Pat Robertson is not someone I want to defend.
I think he's dangerous. I think he's quite probably evil. He could be nuts.
He's certainly offensive. For example, Robertson's remarks after 9/11 in which he blamed the attacks on US liberals were monumentally creepy. Or his suggestion that we ought to have a a religious test for judicial office.
But I don't think Robertson is stupid. And I suspect he may be sincere in his religious beliefs, if not always in his political tactics.1
And in last week's Robertson flap, much as it pains me to say so, I think Robertson kindasorta had a point.
Robertson was recently flamed around the blogosphere for his televised remark on “This Week with George Stephanopoulos” that judges are a bigger threat to the USA than terrorists. The cudgels came out: what about 9/11, deaths, tragedy, how could he? And yet. And yet.
Are 'the terrorists' really a threat to America? Unless there's evidence they have a nuclear bomb or a fast-mutating virus, I don't think so. 'Terrorists' (a very mixed lot) do threaten many Americans but the only threat to the nation comes from the threat to our fundamental values posed by the over-reaction to the perceived threat. Thus, if 'the terrorists' are no direct threat to our basic institutions it follows that if judges are even a small threat, they're a bigger threat than terrorists.
And who, understanding the simplest principles of threat analysis could deny that the people with the power to decide cases like Dred Scott or Bush v. Gore are a greater threat to the Nation, to national institutions, than any bin Laden?

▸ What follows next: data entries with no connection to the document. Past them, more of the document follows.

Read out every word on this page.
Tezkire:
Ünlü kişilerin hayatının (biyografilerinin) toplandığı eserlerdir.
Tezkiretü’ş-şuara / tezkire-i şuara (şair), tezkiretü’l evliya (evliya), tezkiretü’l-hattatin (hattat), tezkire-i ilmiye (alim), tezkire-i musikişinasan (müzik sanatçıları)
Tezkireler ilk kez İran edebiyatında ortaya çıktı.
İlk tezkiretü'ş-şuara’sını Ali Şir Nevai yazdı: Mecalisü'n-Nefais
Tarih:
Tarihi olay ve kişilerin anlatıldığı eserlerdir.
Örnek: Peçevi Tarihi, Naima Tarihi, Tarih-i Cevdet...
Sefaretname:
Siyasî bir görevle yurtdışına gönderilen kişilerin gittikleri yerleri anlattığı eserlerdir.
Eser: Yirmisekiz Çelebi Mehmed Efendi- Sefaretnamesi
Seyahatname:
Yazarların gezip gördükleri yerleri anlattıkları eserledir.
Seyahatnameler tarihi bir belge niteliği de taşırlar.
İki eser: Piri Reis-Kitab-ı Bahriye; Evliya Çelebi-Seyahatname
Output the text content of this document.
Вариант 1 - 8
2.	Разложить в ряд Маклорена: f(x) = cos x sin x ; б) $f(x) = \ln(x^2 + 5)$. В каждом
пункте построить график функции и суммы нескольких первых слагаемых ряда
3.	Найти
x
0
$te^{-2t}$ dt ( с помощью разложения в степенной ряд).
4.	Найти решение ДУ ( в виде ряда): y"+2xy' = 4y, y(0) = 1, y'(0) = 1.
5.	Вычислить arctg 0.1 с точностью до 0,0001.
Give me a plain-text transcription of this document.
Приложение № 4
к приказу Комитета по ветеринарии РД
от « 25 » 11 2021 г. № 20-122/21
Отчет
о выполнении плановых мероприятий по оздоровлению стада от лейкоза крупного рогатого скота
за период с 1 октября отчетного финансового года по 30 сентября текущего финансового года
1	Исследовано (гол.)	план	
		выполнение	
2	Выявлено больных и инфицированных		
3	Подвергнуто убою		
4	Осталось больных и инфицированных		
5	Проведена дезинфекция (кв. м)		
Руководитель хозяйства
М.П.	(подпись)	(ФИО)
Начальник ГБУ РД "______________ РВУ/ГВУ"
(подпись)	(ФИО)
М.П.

OK, it's a little weird that for Robertson the issues that demonstrate the fearsome power of the judiciary are … wait for it … their power to remove school prayer and “sanction pornography.”
Despite this great oddness on the details, I think that that Robertson's fundamental point, that the terrorists are just a particularly nasty form of modern pirate — geo-political fleas — while the judiciary has enormous power to reshape our domestic institutions, is basically correct. And that's why the Senate's advice and consent role should be taken so seriously.
1 I narrowly missed my chance to put this presumed sincerity to the test. When he was running for President in the '80s, Robertson came and spoke at Yale. I queued to ask him a question, but they cut off the questions when I was next on deck. Had I been called on, I had planned to ask Robertson whether Christians had a duty to evangelize members of the Church of Latter-Day Saints. Mormons were some of Robertson's big supporters that year, but my reading of his theology suggested that he did not see them as true Christians any more than he would Catholics, which is to say pretty much not at all. It followed that there was a duty to minister to them. But saying so out loud would have really hurt Robertson with a big part of his base. I was betting the theologian would win over the politician.